Toe shoes are presently the best compromise between a shoe that protects and a shoe that lets a foot be a foot. And it’s because toe shoes have a pocket for every toe.
Why Toe Shoes Work.
A pocket for every toe as with shoes with articulated toes is the hybrid love-child of the 5-in-1, typical shoe solution:
The sole is locked in place at the ball of the foot.
The shoe ends just past the end of the toes.
Toe shoes move dynamically, in concert with the foot by design and minimize extraneous materials around the foot which helps maintain the proprioceptive (“place in space”) of the foot.
But are Toe Shoes Perfect? Not So Fast!
I’m not arguing that toe shoes are the end all be all of minimalist footwear. They aren’t. First off, if you glue a rubber sole onto your foot, there are some important additional considerations:
You’ve got to have a flexible sole. Quite flexible rubber soles that minimize resistance against your foot when it flexes.
For barefoot feel, the sole must also not be too thick or cushy. For feet to function naturally they must feel the ground! Don’t forget it!
To the extent that toe shoes aren’t flexible and compromise ground feel, they begin to lose that which makes them great shoes in the first place: they let feet be feet!
To date, the design concept behind toe shoes is the best solution for functional, barefoot-friendly footwear.
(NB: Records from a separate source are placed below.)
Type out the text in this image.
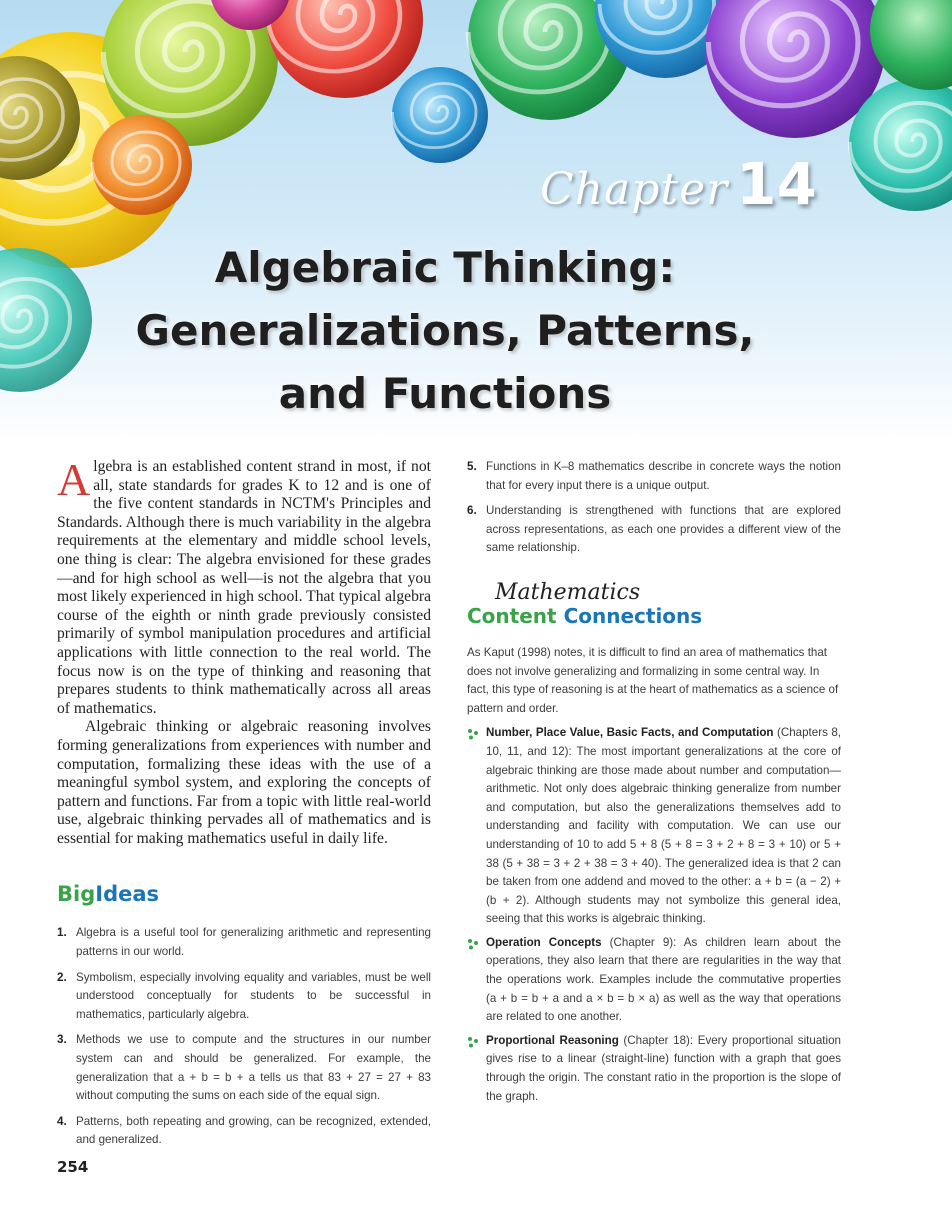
Chapter 14
Algebraic Thinking:
Generalizations, Patterns,
and Functions

Algebra is an established content strand in most, if not all, state standards for grades K to 12 and is one of the five content standards in NCTM's Principles and Standards. Although there is much variability in the algebra requirements at the elementary and middle school levels, one thing is clear: The algebra envisioned for these grades—and for high school as well—is not the algebra that you most likely experienced in high school. That typical algebra course of the eighth or ninth grade previously consisted primarily of symbol manipulation procedures and artificial applications with little connection to the real world. The focus now is on the type of thinking and reasoning that prepares students to think mathematically across all areas of mathematics.

Algebraic thinking or algebraic reasoning involves forming generalizations from experiences with number and computation, formalizing these ideas with the use of a meaningful symbol system, and exploring the concepts of pattern and functions. Far from a topic with little real-world use, algebraic thinking pervades all of mathematics and is essential for making mathematics useful in daily life.

BigIdeas
1. Algebra is a useful tool for generalizing arithmetic and representing patterns in our world.
2. Symbolism, especially involving equality and variables, must be well understood conceptually for students to be successful in mathematics, particularly algebra.
3. Methods we use to compute and the structures in our number system can and should be generalized. For example, the generalization that a + b = b + a tells us that 83 + 27 = 27 + 83 without computing the sums on each side of the equal sign.
4. Patterns, both repeating and growing, can be recognized, extended, and generalized.
5. Functions in K–8 mathematics describe in concrete ways the notion that for every input there is a unique output.
6. Understanding is strengthened with functions that are explored across representations, as each one provides a different view of the same relationship.
Mathematics
Content Connections

As Kaput (1998) notes, it is difficult to find an area of mathematics that does not involve generalizing and formalizing in some central way. In fact, this type of reasoning is at the heart of mathematics as a science of pattern and order.

Number, Place Value, Basic Facts, and Computation (Chapters 8, 10, 11, and 12): The most important generalizations at the core of algebraic thinking are those made about number and computation—arithmetic. Not only does algebraic thinking generalize from number and computation, but also the generalizations themselves add to understanding and facility with computation. We can use our understanding of 10 to add 5 + 8 (5 + 8 = 3 + 2 + 8 = 3 + 10) or 5 + 38 (5 + 38 = 3 + 2 + 38 = 3 + 40). The generalized idea is that 2 can be taken from one addend and moved to the other: a + b = (a − 2) + (b + 2). Although students may not symbolize this general idea, seeing that this works is algebraic thinking.
Operation Concepts (Chapter 9): As children learn about the operations, they also learn that there are regularities in the way that the operations work. Examples include the commutative properties (a + b = b + a and a × b = b × a) as well as the way that operations are related to one another.
Proportional Reasoning (Chapter 18): Every proportional situation gives rise to a linear (straight-line) function with a graph that goes through the origin. The constant ratio in the proportion is the slope of the graph.
254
Matched with a flexible rubber sole, you get a great deal of ground feel while wrapping the foot in some protection and still maintaining the dynamic flexibility of the foot and proprioceptive sense of the foot.
In short, it is my opinion that toe shoes are the present best solution (Which is still a compromise of the full functionality of the bare foot) for optimizing the natural function of the bare foot while still being shod — toe shod as it were.